No documento O protagonismo das crianças (páginas 197-200)

As representações e práticas quotidianas das crianças relativamente à esfera do consumo constituem uma vertente significativa do aspecto material das suas culturas de pares (Corsaro, 1997). Parte considerável dos estudos acerca da cultura material das crianças tende a interessar-se pelos objectos lúdicos, destacando-se a profusão de pesquisas que relacionam os brinquedos com os estereótipos de género e as influências dos brinquedos associados à temática da guerra nos comportamentos agressivos das crianças (Carlsson-Paige & Levin, 1987; Goldstein, 1994, referidos por Corsaro, 1997:109). São os significados simbólicos e os investimentos práticos que as crianças constróem em torno dos objectos lúdicos e de outros bens materiais pertencentes às suas culturas de pares que permitem compreender e caracterizar os elementos da infância enquanto consumidores activos.
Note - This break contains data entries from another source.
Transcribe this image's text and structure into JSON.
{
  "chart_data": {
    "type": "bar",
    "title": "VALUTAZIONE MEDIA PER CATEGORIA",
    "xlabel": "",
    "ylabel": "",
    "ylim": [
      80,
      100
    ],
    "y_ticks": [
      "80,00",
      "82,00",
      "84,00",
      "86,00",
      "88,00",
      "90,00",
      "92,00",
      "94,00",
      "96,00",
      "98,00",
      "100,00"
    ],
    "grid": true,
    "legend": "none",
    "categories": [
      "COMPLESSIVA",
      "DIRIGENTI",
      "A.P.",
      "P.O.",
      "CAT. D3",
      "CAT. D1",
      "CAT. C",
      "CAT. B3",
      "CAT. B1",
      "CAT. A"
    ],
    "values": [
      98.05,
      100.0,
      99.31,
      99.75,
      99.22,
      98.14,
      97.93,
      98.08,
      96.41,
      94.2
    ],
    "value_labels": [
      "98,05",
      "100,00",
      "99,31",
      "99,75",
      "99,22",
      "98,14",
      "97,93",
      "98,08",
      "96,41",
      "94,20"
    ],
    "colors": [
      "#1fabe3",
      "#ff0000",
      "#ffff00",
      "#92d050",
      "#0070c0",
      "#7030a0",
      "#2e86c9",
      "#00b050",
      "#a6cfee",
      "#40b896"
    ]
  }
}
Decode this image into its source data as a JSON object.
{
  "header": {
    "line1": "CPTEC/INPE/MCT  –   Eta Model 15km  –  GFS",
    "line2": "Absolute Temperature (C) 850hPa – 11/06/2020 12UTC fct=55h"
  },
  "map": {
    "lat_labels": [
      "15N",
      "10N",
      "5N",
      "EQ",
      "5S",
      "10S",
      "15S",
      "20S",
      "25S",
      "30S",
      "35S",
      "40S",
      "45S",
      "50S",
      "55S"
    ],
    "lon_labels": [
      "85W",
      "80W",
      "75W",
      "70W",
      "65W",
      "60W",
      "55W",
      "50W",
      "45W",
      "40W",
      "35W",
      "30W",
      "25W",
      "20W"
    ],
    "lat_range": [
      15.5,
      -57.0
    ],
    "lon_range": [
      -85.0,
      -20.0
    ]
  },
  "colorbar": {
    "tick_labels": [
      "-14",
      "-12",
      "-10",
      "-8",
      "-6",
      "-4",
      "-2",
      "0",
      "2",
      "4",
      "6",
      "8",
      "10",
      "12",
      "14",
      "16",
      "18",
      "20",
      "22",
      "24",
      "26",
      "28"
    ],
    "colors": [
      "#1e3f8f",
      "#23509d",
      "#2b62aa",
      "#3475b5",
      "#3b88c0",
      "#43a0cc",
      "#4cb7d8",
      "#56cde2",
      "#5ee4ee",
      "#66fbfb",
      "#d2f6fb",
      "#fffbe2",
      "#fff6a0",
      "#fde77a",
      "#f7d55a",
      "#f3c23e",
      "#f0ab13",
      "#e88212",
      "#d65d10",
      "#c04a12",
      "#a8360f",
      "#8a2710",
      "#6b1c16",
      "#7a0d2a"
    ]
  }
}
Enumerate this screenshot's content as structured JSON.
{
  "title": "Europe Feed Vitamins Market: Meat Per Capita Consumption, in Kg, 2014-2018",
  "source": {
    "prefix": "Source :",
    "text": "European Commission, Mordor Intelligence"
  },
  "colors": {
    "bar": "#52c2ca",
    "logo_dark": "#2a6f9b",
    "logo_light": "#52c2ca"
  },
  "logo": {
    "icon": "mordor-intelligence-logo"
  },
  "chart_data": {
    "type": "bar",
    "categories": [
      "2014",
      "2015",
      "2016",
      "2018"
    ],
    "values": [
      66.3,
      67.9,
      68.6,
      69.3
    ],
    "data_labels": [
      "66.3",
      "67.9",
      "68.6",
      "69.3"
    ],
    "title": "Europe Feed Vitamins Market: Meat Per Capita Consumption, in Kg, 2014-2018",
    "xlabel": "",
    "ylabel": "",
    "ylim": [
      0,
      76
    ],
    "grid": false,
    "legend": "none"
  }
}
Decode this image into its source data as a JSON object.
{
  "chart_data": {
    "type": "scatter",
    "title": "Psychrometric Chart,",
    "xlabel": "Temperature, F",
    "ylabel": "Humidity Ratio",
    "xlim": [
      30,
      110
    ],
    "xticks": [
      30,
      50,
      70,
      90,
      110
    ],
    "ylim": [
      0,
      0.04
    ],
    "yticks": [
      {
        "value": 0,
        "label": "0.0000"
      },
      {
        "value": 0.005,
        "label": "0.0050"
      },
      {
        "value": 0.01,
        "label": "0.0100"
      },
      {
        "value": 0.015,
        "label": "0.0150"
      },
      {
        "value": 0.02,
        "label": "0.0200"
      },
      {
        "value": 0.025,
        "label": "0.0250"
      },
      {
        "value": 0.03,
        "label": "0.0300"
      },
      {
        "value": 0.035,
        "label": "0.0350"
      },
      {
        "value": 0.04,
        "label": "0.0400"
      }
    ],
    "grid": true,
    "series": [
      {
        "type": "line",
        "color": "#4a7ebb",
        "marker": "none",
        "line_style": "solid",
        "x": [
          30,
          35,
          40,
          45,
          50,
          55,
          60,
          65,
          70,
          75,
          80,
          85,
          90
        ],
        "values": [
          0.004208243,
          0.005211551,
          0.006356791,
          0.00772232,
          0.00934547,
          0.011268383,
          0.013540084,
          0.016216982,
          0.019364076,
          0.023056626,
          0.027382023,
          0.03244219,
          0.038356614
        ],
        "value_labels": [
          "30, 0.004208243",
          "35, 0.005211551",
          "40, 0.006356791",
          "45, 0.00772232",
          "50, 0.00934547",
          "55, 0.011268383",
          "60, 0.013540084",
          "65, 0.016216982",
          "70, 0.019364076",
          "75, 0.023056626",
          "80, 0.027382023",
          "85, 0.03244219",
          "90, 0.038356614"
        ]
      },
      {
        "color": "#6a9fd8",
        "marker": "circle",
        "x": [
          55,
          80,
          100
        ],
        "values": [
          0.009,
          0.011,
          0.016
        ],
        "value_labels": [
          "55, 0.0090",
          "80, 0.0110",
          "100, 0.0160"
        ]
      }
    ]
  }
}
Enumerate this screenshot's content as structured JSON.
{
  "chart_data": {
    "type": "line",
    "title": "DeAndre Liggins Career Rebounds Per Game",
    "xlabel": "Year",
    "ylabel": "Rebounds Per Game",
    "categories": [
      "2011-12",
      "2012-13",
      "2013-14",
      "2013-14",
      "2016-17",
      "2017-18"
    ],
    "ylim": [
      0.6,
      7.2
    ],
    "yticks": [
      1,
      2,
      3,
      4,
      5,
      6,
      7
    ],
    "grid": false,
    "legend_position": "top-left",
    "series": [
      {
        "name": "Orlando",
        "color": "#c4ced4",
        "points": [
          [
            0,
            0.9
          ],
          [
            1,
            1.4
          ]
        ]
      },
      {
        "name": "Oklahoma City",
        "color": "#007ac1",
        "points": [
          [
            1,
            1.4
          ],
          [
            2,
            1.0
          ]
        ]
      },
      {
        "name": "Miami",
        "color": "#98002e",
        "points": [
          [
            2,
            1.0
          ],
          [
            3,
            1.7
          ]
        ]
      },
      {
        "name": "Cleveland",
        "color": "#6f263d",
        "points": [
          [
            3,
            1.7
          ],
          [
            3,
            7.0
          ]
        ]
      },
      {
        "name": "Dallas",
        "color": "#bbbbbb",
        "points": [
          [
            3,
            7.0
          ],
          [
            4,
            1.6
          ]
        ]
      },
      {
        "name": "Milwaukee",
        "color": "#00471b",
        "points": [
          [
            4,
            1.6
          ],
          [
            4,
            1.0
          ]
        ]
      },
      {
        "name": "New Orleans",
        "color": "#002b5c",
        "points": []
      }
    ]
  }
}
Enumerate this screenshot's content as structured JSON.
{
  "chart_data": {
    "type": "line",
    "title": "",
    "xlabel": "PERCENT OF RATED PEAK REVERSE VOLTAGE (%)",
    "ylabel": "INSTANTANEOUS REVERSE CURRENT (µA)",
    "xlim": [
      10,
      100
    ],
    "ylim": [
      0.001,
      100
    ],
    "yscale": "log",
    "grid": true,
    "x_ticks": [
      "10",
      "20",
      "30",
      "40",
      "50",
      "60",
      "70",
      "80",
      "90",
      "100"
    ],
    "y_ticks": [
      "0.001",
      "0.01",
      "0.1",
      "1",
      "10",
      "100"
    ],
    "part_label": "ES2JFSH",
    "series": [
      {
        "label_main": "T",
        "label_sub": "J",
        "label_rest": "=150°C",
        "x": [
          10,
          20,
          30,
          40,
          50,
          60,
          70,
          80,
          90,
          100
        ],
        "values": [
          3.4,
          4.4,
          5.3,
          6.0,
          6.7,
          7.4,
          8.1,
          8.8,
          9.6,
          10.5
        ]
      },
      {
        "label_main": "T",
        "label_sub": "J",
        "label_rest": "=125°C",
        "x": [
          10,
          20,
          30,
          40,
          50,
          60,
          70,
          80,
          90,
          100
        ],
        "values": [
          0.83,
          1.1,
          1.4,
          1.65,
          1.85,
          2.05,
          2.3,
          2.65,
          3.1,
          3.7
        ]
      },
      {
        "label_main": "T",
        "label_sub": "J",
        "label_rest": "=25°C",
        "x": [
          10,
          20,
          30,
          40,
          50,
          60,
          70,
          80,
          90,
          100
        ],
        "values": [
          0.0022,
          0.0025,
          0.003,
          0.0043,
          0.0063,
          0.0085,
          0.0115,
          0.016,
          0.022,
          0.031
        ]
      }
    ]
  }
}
Kline (1993, referido por Corsaro, 1997:112 e 113) analisando algumas das estratégias utilizadas pelos estudos de mercado ao serviço das indústrias de consumo, conclui que a incidência sobre os aspectos da vida quotidiana das crianças se faz de forma selectiva e direccionada para os seus momentos de actividades lúdicas, tempos de audiência televisiva e períodos de interacções em grupo desenvolvidas nas ruas ou em estabelecimentos comerciais, utilizando os conhecimentos daqui derivados para investir nas campanhas de promoção de produtos e bens especialmente dirigidos ao grupo da infância, deste modo considerado como um público consumidor devidamente informado e influente.

Seiter (1993, referida por Corsaro, 1997:122 e 113) no seu estudo acerca da cultura de consumo material e simbólico das crianças, destaca a natureza partilhada dos aspectos da cultura da crianças com os seus pares, apontando aspectos comuns entre as culturas de consumo mais directamente relacionadas com as crianças e as culturas de consumo

associadas aos adultos, argumentando que uma parte significativa dos adultos tende a fazer investimentos de valor estimativo e emotivo em determinados objectos e símbolos provenientes dos mercados de produção massiva, tal como acontece com os processos de identificação que as crianças desenvolvem com aspectos concretos dos conteúdos das suas culturas de consumo. Seiter refere-se também a alguns atributos negativos da cultura de consumo das crianças, argumentando que determinados aspectos dos media e brinquedos são promotores de imagens negativas no que respeita à classe social, etnia de pertença e género sexual na sociedade americana (Corsaro, 1997:113).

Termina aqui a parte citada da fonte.